Sadly, Africa is still cursed with leaders who make wonderful and passionate speeches at various AU conferences on the indispensability of peace, unity and stability for African peoples’ security, development and democracy. The same leaders unashamedly resort to undermining the peace, unity and security of African peoples, abrogating the rule of law, manipulating periodic elections, suppressing press freedom, and infringing upon basic freedoms, individual and group rights. They trumpet about development but they develop themselves and their families and their supporters, and not their peoples and countries. These are leaders who, wittingly or unwittingly, undermine the very tenets and pillars of unity, peace and stability, democracy and development. All these maladies afflicting African countries and peoples across the continent have to end if we are to secure unity, peace, good/democratic governance and stability in Africa. Then and then only can we work toward the eradication of poverty and the realization of African unity, sustainable development and democracy in Africa.

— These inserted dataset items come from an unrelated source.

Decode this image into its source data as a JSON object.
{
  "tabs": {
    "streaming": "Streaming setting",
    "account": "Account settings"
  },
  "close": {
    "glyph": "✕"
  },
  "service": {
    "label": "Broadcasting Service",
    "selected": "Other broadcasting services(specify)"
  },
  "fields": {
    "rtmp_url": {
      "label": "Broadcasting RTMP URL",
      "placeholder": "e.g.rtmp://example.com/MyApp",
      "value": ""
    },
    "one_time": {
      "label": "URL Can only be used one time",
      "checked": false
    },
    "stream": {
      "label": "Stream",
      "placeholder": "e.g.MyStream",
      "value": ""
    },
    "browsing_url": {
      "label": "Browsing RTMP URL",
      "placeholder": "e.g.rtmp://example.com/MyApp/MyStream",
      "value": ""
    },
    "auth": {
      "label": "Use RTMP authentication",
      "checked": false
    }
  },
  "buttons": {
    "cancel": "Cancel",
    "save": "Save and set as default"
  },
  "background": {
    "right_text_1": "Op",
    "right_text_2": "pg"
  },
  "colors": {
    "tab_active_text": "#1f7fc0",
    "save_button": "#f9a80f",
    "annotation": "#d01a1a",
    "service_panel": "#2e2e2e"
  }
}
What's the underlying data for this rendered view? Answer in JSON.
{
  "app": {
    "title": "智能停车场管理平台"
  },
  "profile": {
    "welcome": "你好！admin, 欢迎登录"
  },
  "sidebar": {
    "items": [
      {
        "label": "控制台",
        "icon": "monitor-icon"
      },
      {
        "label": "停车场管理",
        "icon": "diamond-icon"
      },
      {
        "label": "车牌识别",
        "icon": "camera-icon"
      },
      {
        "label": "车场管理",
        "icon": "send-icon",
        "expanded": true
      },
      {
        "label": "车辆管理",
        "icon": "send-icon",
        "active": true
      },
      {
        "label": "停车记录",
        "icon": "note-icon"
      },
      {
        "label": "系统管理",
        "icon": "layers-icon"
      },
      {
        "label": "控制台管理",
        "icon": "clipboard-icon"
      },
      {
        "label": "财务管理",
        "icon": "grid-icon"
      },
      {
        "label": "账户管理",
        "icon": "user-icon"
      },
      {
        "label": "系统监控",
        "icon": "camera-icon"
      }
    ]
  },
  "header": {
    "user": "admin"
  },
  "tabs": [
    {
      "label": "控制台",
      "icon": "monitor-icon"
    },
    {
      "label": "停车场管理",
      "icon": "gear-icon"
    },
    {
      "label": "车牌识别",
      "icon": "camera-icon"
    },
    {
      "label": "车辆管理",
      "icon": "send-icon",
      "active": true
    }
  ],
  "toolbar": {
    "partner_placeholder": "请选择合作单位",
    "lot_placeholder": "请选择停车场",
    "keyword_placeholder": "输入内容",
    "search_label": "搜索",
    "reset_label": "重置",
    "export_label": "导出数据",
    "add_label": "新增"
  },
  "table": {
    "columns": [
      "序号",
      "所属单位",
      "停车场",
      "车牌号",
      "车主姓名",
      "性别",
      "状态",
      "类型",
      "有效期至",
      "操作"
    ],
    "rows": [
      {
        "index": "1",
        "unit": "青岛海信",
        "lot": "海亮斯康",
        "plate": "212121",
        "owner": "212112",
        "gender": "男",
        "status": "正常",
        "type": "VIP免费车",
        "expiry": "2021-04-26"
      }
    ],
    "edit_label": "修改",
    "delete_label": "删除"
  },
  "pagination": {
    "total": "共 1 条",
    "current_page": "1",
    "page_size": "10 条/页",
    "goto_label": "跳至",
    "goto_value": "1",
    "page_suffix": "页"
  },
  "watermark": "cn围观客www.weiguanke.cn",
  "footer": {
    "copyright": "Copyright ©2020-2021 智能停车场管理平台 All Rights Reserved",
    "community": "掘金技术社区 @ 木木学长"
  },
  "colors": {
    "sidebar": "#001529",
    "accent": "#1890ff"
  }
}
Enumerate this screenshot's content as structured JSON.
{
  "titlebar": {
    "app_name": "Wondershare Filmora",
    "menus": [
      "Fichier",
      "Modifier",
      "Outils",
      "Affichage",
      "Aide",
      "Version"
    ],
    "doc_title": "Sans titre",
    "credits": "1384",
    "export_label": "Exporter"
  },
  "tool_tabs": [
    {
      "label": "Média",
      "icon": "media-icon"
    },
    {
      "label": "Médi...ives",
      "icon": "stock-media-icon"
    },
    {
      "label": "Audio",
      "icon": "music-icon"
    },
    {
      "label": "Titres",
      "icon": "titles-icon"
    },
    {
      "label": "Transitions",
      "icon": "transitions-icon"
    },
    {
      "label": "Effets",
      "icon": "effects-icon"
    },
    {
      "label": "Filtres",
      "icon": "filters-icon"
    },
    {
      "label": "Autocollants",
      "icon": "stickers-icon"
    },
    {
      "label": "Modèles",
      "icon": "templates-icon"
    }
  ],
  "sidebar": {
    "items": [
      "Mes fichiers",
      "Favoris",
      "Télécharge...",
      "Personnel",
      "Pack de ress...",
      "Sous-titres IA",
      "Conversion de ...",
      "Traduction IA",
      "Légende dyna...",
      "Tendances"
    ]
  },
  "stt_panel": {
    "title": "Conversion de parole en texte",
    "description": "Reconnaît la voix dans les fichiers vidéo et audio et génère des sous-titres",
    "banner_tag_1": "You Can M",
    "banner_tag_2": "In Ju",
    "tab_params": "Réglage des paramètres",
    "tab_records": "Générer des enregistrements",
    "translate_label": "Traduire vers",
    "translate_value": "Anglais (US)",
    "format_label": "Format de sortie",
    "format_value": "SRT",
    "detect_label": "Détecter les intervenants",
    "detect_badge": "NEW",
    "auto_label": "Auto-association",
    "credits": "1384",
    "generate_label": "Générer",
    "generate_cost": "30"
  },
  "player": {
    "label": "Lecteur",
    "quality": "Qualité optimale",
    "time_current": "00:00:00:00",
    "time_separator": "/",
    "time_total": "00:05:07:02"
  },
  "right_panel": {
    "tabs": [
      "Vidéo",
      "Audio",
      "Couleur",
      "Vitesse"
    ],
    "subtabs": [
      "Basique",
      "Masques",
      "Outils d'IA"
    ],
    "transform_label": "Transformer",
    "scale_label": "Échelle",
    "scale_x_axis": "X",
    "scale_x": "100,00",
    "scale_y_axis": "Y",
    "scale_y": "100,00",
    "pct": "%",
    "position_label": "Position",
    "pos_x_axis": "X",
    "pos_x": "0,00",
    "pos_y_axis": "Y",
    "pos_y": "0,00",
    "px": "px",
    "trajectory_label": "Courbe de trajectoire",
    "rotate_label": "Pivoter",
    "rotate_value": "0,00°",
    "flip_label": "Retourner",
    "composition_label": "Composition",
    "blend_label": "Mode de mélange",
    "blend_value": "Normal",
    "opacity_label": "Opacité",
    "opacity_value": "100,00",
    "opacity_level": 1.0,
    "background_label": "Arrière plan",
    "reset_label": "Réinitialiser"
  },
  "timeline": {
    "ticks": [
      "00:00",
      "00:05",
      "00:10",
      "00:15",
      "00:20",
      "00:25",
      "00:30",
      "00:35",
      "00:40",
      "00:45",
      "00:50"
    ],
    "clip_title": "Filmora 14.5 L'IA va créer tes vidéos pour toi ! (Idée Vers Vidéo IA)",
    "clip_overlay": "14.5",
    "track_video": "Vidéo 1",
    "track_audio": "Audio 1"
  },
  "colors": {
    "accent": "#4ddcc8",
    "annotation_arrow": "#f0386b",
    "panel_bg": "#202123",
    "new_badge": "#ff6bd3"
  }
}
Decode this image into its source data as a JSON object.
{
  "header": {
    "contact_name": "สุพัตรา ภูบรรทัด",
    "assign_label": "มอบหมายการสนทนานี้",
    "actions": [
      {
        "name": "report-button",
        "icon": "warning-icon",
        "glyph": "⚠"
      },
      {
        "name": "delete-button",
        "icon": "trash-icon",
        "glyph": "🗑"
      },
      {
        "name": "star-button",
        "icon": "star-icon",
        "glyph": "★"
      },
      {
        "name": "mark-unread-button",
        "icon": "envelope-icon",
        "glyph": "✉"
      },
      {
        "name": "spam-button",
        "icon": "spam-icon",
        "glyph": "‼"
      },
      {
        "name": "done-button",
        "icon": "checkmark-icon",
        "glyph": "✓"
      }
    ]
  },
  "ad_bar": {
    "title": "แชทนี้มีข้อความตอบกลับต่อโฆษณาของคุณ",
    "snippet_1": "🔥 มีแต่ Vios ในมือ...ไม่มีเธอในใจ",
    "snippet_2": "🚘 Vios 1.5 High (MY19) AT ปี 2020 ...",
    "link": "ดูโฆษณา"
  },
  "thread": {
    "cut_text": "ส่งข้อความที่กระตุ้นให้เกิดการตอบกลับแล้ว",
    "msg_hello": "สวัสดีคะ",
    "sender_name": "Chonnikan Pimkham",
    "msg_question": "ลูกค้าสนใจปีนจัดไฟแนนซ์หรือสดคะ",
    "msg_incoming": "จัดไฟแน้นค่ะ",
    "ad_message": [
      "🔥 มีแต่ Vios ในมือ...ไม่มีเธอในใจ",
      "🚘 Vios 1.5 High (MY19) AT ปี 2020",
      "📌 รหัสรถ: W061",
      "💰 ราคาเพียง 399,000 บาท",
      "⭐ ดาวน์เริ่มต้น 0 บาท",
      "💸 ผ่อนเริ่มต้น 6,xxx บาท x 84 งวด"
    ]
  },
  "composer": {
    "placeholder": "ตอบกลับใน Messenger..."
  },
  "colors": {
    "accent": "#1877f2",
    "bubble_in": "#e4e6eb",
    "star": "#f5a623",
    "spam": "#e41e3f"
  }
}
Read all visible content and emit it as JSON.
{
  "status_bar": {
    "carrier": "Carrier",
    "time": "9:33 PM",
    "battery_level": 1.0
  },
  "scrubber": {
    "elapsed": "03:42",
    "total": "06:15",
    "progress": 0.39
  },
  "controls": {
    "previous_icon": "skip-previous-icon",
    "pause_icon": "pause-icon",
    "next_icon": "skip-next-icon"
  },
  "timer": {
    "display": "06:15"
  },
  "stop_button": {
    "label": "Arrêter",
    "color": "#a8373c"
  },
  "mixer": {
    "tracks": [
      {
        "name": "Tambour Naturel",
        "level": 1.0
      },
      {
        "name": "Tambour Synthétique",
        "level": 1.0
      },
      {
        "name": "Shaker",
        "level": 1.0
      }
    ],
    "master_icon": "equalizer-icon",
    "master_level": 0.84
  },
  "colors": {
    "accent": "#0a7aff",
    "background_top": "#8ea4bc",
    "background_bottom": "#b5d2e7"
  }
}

Any project, great or small, that disregards the participation of the masses will not be practicable. This must be our minimum criterion in pushing forward the lofty ideals of African socio-economic and political integration, leading us all toward the evolution of the United States of Africa in the end. Finally, the governments of the respective countries must proactively follow-up the case of the many hundreds of their citizens detained in the aforementioned African countries and in the Middle East, in particular Saudi Arabia, Lebanon, Israel, Yemen and the Gulf Emirates. They must protect their subjects from harm’s way both at home and abroad, as this is the duty and obligation of any legitimate and credible government worthy of the name. Severe measures should be taken against all those illegal transporters or human traffickers by all state agents at the federal, regional, zonal, woreda and district levels so that such ugly incidents will not happen again. The role of the Kambaata-Tambaro and Hadiya zonal administrators and police as well as the Addis Abeba City Administration and federal police will be decisive in curbing the ugly trade in human trafficking in a short period of time. It is not human and just to say, “May their souls rest in peace”; instead, we should all take the joint responsibility of fighting this utter horror from happening again in collaboration with all the concerned stakeholders and the public at large. How long do we submissively allow such calamity afflicting our compatriots again and again, instead of standing up to this formidable challenge and fight courageously to resolve it?